Hydroxyl Functionalized Hydrogen‐Substituted Graphdiyne for Tracing and Trapping of Nitrogen and its Oxides: A First‐Principles Study

The essential role of transportation in daily life has led to increased automobile use and a significant rise in outdoor air pollution. Diesel‐powered vehicles, especially in urban areas, are major sources of nitrogen and its oxides (N2, N2O, NO, and NO2), which are linked to cardiovascular and respiratory diseases. To address these environmental challenges, Hydrogen‐substituted Graphdiyne (HsGDY), a next‐generation carbon‐based material, is modified through hydroxyl (─OH) functionalization to enhance gas adsorption properties. Density functional theory (DFT) calculations are employed to assess the structural stability and electronic properties of hydroxylated HsGDY (OH‐HsGDY) for nitrogen and its oxides adsorption. The electronic property analysis, including TDOS and PDOS, showed a reduction in energy gap (Eg) after adsorption, indicating enhanced electrical conductivity. PDOS analysis revealed orbital overlap, supporting strong adsorption.

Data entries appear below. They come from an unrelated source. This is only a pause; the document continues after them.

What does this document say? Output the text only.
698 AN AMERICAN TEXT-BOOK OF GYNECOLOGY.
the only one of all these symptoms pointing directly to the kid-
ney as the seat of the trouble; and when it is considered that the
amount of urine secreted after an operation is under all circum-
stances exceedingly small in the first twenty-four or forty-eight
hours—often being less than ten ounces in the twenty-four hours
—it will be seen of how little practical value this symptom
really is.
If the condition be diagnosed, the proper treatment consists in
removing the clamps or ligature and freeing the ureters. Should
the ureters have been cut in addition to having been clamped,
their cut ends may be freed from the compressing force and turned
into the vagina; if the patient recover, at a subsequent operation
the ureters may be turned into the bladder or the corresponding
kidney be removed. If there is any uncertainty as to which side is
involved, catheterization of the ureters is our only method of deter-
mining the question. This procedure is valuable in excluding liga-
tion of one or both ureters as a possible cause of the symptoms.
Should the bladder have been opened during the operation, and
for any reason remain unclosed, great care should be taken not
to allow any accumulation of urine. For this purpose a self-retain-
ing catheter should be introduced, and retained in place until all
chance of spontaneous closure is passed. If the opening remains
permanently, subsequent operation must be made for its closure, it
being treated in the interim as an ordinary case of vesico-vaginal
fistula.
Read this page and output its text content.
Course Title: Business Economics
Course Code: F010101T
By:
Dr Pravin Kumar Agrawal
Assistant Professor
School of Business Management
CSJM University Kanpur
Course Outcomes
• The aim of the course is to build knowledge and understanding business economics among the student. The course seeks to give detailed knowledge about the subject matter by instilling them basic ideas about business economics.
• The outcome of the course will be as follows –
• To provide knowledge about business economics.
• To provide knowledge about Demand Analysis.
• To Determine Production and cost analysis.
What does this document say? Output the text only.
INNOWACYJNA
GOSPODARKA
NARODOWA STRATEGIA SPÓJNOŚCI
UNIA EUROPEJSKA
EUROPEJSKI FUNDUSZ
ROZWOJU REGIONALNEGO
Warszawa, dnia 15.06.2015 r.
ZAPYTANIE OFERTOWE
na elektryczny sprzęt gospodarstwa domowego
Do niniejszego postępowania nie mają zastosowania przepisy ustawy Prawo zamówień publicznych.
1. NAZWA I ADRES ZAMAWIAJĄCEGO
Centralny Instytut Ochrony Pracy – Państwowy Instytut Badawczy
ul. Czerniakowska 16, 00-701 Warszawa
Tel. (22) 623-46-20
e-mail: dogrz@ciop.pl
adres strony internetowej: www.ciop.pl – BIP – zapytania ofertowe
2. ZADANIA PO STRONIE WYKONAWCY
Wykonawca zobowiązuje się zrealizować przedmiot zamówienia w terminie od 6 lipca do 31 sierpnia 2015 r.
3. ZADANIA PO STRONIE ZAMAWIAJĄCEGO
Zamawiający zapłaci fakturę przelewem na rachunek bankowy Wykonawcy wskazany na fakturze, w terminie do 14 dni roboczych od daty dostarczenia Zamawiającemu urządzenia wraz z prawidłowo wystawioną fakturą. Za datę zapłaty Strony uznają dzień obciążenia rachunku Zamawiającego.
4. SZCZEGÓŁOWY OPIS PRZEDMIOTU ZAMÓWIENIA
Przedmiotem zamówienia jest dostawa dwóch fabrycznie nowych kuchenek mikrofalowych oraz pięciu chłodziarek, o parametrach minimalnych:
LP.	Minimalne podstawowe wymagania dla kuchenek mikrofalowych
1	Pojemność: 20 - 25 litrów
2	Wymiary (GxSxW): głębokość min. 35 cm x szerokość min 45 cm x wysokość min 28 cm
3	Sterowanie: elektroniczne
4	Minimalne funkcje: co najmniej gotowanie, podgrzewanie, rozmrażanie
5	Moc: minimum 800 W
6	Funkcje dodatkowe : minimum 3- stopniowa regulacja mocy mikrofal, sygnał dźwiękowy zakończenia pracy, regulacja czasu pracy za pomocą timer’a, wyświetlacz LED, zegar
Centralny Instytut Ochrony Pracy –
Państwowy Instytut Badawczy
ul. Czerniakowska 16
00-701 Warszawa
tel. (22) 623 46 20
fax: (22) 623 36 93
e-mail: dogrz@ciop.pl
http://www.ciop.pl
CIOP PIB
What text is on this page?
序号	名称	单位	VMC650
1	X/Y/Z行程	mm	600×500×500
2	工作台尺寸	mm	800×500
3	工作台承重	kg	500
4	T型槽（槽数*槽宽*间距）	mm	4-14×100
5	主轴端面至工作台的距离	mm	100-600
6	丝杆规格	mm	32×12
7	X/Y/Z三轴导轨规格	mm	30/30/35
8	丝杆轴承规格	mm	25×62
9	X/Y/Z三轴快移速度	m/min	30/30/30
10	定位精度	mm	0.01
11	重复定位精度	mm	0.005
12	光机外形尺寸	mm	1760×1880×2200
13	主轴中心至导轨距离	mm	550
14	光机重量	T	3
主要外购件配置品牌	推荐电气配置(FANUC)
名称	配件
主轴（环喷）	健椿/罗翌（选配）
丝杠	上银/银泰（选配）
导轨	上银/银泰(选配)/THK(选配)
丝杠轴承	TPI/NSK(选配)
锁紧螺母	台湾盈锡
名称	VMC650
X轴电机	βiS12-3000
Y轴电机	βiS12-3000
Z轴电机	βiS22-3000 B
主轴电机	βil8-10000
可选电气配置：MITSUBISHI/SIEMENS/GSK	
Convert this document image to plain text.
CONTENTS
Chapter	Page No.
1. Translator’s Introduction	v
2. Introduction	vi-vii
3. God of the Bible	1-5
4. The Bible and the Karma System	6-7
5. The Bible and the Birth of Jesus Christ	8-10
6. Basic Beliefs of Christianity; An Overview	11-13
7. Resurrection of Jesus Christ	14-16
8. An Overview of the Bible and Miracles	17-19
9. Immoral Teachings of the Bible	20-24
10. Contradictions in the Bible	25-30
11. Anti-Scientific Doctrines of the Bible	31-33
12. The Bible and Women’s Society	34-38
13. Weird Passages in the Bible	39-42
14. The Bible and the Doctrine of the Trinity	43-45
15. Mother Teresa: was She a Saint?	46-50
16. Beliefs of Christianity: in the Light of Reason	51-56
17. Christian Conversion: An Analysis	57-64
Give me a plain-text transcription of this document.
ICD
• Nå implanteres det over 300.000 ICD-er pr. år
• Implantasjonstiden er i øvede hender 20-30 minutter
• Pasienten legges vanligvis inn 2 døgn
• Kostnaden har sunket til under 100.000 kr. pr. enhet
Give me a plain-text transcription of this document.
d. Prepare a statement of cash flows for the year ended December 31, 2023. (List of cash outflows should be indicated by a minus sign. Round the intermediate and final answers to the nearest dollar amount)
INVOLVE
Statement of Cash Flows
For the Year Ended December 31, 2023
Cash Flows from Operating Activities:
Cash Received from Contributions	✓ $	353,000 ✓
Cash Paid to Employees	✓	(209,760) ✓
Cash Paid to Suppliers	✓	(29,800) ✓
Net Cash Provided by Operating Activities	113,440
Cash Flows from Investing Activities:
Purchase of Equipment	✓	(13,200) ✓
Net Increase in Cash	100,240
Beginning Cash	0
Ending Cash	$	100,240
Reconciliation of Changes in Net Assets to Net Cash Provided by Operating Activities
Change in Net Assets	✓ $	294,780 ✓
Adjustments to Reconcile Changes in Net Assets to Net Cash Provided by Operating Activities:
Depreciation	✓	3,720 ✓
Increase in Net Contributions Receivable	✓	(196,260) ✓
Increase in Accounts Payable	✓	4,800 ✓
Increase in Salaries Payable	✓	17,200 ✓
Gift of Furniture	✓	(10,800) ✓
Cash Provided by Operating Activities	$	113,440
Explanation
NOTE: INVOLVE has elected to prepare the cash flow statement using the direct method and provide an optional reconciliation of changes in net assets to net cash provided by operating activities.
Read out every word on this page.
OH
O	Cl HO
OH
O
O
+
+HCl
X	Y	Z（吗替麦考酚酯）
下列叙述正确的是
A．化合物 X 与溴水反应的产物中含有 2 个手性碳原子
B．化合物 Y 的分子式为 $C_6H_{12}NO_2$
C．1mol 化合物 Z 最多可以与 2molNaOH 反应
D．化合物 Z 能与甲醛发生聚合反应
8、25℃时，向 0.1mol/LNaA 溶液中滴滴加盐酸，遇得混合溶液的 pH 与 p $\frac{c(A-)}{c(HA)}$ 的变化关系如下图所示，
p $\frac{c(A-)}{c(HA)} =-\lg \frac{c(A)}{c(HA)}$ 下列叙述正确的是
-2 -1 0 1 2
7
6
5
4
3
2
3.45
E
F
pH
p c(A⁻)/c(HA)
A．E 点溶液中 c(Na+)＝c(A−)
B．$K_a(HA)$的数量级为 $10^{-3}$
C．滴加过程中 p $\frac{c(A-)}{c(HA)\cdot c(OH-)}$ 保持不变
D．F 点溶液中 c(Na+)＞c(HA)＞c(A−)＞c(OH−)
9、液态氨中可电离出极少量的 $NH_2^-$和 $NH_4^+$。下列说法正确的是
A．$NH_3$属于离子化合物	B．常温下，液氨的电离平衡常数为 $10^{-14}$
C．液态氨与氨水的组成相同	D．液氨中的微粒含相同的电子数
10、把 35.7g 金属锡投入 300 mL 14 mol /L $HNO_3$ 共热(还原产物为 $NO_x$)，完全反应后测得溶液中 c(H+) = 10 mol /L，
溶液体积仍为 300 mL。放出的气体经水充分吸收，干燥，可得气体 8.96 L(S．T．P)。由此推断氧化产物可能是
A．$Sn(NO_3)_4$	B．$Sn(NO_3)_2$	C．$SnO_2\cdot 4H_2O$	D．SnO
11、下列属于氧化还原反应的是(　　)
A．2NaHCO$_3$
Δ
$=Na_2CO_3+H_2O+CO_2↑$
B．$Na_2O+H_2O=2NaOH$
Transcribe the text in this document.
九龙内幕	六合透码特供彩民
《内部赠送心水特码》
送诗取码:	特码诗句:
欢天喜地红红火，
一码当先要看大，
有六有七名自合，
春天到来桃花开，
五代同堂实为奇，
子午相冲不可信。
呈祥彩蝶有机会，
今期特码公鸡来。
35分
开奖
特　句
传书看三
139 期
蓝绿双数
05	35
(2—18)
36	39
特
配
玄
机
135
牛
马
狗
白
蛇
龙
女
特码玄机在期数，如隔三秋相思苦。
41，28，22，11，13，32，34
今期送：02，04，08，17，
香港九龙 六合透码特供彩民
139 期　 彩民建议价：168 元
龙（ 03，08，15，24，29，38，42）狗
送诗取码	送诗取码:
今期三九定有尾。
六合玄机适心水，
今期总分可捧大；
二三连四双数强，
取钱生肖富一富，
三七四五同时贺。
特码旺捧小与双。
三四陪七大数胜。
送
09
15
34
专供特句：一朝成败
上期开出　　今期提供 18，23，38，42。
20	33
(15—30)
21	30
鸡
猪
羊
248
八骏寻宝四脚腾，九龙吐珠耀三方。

NCI‐RDG analysis confirmed the role of noncovalent interactions in gas capture. Charge density difference and Löwdin charge analysis indicated significant charge transfer during gas adsorption. Recovery time analysis showed rapid desorption, highlighting excellent reusability. Overall, these findings establish OH‐HsGDY as a promising material for the selective detection and efficient capture of nitrogen and its oxides.